Un bouquin extra qui commence comme un dialogue par chapitre interposé. La grand-mère commence à parler à Marcus son petit-fils, puis suivent Dana, la mère, les frères et soeurs de Marcus et Marcus lui-même. Puis, on remonte 60 ans en arrière pour vivre les émeutes de Saint-Louis, Missouri, lorsque Mamy Lee était jeune fille, avant de revenir à aujourd'hui pour une tragédie qui sera expliquée par le passé. Ce qui fait la force de ce livre, c'est bien sûr le thème qu'il traite : le racisme, la haine de l'autre, sujet qui malheureusement sera toujours d'actualité je le crains. Et ce n'est pas l'époque actuelle qui est la plus tolérante, chaque jour l'actualité nous montre un faits divers ou des phrases des uns et des autres attisant la haine et les peurs.
Judith Perrignon écrit là un vrai roman américain comme aurait pu le faire par exemple et sans comparaison
Toni Morrison (le peu que j'ai lu d'elle m'est revenu en mémoire à la lecture de ce roman).
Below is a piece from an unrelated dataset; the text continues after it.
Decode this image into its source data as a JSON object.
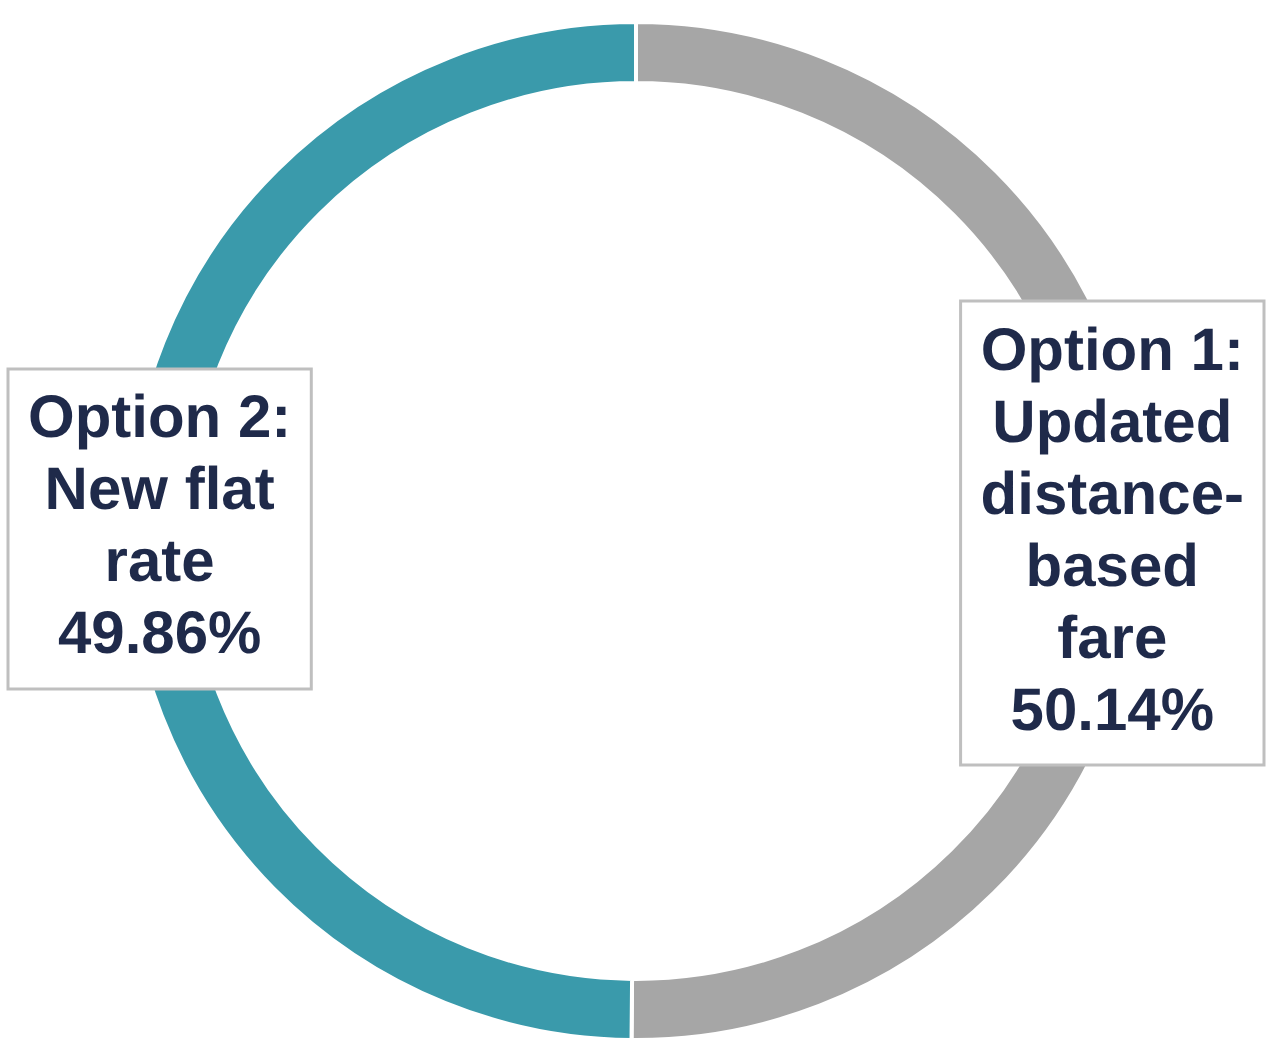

Elle dresse le portrait d'un jeune noir de maintenant vu par les yeux de sa grand-mère
Les personnages sont formidables, on les voit même s'ils ne sont pas décrits physiquement, on les sent vivre et vouloir se battre pour montrer qu'ils existent, même quand comme Dana la mère, ils sont fatigués de toujours lutter. Mon seul bémol est ma difficulté du départ à me retrouver dans tous les prénoms énoncés qui s'estompe assez vite, puisque chacun s'exprime à tour de rôle.
La force de ce texte tient aussi au style, à l'écriture de
Judith Perrignon. Les narrateurs alternent, chacun racontant sa vision des faits, de la vie. Les phrases sont longues, très ponctuées, parfois des bribes de dialogue s'y insèrent. Une longue mélopée. Une supplique. Une prière d'une grand-mère à son petit-fils. Elle varie aussi les styles dans les différentes parties, entre dialogues, témoignages (celui du sauveteur est magnifique, lourd, insupportable et d'une beauté et d'une profondeur rares), récits. Évidemment, tout cela n'est pas très joyeux, peu de place est faite aux sourires ou aux rires, sûrement parce que la famille de Marcus a peu de raison de se réjouir de la vie qu'elle mène. Un très beau texte qui m'a scotché par sa force sur un thème pourtant souvent traité et qui me touche particulièrement.